This topic is inspired by something DNS said in another recent topic...
... and whilst I think there's agreement that "social liberties are good", some people appear more willing to trade them off than others.DNS wrote: ↑Mon Nov 11, 2019 3:00 amIt's interesting that whenever the topic of the political compass comes up (here and also at DWT and DWM), most of us come out strongly on the libertarian scale (small l).

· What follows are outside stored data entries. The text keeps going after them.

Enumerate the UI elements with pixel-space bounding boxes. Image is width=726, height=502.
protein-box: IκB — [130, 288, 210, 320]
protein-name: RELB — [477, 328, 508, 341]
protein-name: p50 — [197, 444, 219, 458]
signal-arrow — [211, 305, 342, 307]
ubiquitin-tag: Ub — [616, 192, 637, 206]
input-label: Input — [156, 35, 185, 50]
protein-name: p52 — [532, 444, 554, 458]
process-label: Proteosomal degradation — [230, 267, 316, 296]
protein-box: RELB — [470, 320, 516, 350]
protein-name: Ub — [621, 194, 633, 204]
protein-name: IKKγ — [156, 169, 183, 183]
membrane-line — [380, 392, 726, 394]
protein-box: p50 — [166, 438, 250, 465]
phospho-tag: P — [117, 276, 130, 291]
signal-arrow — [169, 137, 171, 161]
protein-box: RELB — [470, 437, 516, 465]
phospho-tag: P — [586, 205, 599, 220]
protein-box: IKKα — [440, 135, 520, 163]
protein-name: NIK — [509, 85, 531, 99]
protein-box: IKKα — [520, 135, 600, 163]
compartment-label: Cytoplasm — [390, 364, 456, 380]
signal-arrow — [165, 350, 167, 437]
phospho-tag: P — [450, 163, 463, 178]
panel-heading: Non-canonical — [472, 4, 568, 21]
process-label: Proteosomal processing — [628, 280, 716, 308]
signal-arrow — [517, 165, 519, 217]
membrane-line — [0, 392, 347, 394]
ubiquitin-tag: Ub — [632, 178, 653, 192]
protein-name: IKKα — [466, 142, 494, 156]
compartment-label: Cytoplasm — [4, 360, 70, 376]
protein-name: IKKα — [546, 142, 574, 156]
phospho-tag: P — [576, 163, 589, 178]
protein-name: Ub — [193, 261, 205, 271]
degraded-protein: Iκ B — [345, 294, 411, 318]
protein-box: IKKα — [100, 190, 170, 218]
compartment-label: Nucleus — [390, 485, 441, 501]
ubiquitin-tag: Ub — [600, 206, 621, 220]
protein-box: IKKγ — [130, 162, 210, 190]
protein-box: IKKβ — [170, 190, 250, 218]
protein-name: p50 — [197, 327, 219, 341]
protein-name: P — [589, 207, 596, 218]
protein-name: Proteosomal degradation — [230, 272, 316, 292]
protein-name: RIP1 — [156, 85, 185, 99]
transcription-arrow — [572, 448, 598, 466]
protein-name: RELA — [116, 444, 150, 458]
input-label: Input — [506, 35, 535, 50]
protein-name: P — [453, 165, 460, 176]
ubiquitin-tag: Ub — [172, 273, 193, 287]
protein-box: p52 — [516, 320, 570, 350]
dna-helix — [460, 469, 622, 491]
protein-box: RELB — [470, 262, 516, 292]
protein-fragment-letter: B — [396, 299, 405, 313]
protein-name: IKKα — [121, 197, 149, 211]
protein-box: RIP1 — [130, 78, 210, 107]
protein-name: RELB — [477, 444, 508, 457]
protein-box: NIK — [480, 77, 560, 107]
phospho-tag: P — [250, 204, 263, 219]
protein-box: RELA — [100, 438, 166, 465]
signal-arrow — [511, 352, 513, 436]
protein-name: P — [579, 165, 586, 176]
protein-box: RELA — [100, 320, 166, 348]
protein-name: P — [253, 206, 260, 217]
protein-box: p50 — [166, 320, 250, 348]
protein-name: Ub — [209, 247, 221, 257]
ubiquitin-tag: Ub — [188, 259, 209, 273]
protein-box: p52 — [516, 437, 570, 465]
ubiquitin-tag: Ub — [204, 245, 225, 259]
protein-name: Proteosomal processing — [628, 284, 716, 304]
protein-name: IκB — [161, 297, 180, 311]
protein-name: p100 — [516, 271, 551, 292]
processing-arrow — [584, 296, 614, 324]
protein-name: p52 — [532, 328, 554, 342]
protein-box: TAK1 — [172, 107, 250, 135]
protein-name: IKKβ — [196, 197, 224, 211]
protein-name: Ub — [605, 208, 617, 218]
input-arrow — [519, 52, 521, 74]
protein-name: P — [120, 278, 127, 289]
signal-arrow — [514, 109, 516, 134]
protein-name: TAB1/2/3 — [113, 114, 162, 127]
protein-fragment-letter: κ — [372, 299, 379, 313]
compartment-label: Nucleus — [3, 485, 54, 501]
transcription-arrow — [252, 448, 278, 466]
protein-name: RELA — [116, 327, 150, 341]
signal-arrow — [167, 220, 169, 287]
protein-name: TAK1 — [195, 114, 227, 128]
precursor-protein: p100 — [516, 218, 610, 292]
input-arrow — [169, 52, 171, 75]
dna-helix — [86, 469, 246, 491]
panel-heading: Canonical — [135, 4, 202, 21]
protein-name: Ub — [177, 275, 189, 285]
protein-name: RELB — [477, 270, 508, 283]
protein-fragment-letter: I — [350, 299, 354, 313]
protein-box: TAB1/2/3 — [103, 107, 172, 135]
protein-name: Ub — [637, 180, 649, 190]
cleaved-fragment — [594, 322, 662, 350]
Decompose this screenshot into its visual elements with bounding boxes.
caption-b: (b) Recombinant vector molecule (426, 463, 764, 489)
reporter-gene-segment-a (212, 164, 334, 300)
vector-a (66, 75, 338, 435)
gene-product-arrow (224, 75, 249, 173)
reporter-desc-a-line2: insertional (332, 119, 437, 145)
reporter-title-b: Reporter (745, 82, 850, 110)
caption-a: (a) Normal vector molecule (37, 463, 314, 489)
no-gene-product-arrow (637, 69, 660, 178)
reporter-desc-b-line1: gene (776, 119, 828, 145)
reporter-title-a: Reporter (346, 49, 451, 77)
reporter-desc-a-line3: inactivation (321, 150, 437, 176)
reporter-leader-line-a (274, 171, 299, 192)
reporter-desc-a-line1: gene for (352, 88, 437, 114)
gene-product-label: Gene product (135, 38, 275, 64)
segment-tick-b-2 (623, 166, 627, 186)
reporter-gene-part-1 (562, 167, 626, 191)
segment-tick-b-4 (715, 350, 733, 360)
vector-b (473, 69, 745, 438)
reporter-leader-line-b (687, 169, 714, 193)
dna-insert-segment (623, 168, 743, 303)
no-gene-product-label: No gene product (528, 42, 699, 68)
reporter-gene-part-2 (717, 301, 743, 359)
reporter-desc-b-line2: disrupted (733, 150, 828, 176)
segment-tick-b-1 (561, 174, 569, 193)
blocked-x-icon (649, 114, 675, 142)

We have our differences on the economic scale, but we all tend to agree that social liberties are good.
Whilst there's small pockets of "activism" which relate to the fulfillment of liberties (e.g. campaigns to release Julian Assange and other political prisoners), most "activism" in the West seems to be focused on demanding greater levels of state interference and involvement in our daily affairs.
For example, environmental activists often pursue tighter regulations and legislation, bans on plastic bags, and pushes for global governance, targets and quotas.
Social activists focused on "identity" issues often pursue tighter legislative controls over "hate speech", entrenchment of "reverse discrimination" policies, access to reproductive health, reparations... and again, more centrally administered targets and quotas.
Social activists focused on "economic" issues often pursue tighter legislation regarding minimum wages, living wages, unemployment benefits, more spending on public schools and public hospitals, the rights of renters, job creation through increased spending... and again, more centrally administered targets and quotas.
If we take the craving for increased authoritarianism as reflective of the "authoritarian" half of the political compass... is there scope for activism on the "libertarian half" of the political compass, whether left or right, and what exactly does it look like?